8. General Provisions
(a) Relationships. Nothing contained in this Agreement shall be deemed to constitute either party a partner, joint venture or employee of the other party for any purpose.
(b) Severability. If a court finds any provision of this Agreement invalid or unenforceable, the remainder of this Agreement shall be interpreted so as best to effect the intent of the parties.
(c) Integration. This Agreement expresses the complete understanding of the parties with respect to the subject matter and supersedes all prior proposals, agreements, representations and understandings. This Agreement may not be amended except in a writing signed by both parties.
(d) Waiver. The failure to exercise any right provided in this Agreement shall not be a waiver of prior or subsequent rights.

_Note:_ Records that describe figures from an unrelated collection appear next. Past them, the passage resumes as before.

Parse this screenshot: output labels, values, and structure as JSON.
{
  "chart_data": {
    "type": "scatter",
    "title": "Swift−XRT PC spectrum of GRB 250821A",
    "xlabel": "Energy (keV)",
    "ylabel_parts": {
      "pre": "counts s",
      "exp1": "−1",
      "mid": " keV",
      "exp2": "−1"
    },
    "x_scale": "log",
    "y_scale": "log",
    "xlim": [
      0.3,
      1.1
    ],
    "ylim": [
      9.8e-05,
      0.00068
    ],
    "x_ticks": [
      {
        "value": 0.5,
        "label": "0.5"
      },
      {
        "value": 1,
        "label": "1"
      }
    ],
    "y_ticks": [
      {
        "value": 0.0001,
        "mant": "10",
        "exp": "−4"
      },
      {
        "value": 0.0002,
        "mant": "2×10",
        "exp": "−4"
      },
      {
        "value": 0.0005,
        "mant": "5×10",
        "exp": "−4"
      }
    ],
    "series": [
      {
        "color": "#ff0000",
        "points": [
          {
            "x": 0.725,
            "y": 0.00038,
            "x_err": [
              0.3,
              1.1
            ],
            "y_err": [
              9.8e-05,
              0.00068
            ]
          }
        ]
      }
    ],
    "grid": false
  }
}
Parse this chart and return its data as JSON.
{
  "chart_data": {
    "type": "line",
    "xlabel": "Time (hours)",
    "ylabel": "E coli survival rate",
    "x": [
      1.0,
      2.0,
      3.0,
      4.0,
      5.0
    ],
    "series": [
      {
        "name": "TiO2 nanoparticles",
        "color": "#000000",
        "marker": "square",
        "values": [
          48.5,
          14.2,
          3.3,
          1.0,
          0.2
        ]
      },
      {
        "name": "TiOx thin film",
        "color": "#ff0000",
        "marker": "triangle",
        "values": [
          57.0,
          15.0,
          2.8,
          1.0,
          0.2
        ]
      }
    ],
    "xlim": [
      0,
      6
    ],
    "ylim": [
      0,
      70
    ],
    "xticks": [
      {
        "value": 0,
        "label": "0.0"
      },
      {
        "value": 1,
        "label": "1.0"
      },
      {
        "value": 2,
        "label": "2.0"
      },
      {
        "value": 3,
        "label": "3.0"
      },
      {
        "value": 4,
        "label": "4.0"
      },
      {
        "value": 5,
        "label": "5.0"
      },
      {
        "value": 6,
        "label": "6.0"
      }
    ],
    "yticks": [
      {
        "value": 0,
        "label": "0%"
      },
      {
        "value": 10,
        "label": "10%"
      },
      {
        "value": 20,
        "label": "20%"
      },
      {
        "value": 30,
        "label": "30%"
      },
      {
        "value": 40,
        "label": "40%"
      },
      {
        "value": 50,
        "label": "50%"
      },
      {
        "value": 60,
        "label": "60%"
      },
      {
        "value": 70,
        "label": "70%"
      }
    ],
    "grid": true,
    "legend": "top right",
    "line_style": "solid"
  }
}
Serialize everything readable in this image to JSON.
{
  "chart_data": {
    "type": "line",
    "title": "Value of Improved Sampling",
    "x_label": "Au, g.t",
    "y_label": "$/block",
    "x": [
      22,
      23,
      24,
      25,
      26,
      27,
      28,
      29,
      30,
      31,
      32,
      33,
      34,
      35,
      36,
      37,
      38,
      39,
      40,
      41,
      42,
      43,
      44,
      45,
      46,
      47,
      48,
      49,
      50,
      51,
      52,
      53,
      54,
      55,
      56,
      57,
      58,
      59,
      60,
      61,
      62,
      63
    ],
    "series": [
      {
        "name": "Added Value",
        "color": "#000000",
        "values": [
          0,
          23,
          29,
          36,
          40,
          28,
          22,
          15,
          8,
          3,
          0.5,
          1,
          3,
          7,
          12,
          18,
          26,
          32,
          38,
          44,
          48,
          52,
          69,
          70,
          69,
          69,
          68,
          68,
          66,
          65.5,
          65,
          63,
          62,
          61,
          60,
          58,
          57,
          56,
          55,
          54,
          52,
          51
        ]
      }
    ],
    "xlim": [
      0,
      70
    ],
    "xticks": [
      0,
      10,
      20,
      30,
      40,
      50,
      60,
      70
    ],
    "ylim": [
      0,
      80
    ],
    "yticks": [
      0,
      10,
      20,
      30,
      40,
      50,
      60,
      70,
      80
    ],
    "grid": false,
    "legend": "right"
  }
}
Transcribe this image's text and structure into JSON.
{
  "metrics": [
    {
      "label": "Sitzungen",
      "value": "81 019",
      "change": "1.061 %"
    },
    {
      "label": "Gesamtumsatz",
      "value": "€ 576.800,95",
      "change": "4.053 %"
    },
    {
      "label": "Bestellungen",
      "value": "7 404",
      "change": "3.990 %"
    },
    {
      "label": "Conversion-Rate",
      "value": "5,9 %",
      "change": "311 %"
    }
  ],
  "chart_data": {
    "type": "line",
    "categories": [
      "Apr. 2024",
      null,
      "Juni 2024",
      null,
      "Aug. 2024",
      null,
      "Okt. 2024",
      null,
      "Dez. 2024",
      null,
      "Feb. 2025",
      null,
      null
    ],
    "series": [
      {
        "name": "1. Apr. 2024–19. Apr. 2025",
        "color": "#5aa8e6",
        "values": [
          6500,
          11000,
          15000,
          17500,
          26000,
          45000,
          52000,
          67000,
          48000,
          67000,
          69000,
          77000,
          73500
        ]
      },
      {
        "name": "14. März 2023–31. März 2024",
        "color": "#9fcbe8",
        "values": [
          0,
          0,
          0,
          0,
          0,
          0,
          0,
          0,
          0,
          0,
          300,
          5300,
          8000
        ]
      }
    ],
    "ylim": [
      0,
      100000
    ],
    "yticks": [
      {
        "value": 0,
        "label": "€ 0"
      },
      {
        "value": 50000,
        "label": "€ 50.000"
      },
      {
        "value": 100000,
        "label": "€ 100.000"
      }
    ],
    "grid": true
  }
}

(e) Injunctive Relief. Any misappropriation of Confidential Information in violation of this Agreement may cause Disclosing Party irreparable harm, the amount of which may be difficult to ascertain, and therefore each Receiving Party agrees that each Disclosing Party shall have the right to apply to a court of competent jurisdiction for an order enjoining any such further misappropriation and for such other relief as Disclosing Party deems appropriate. This right of each Disclosing Party is to be in addition to the remedies otherwise available to each Disclosing Party.
(f) Indemnity. Each Receiving Party agrees to indemnify the corresponding Disclosing Party against any and all losses, damages, claims or expenses incurred or suffered by Disclosing Party as a result of Receiving Party’s breach of this Agreement.
(g) Legal Fees and Expenses. In a dispute arising out of or related to this Agreement, the prevailing party shall have the right to collect from the other party its reasonable legal fees and costs and necessary expenditures.
(h) Governing Law and Jurisdiction. This Agreement shall be governed by and in accordance with the Singapore Law and the parties hereby agree to submit to the exclusive jurisdiction of the Singapore courts.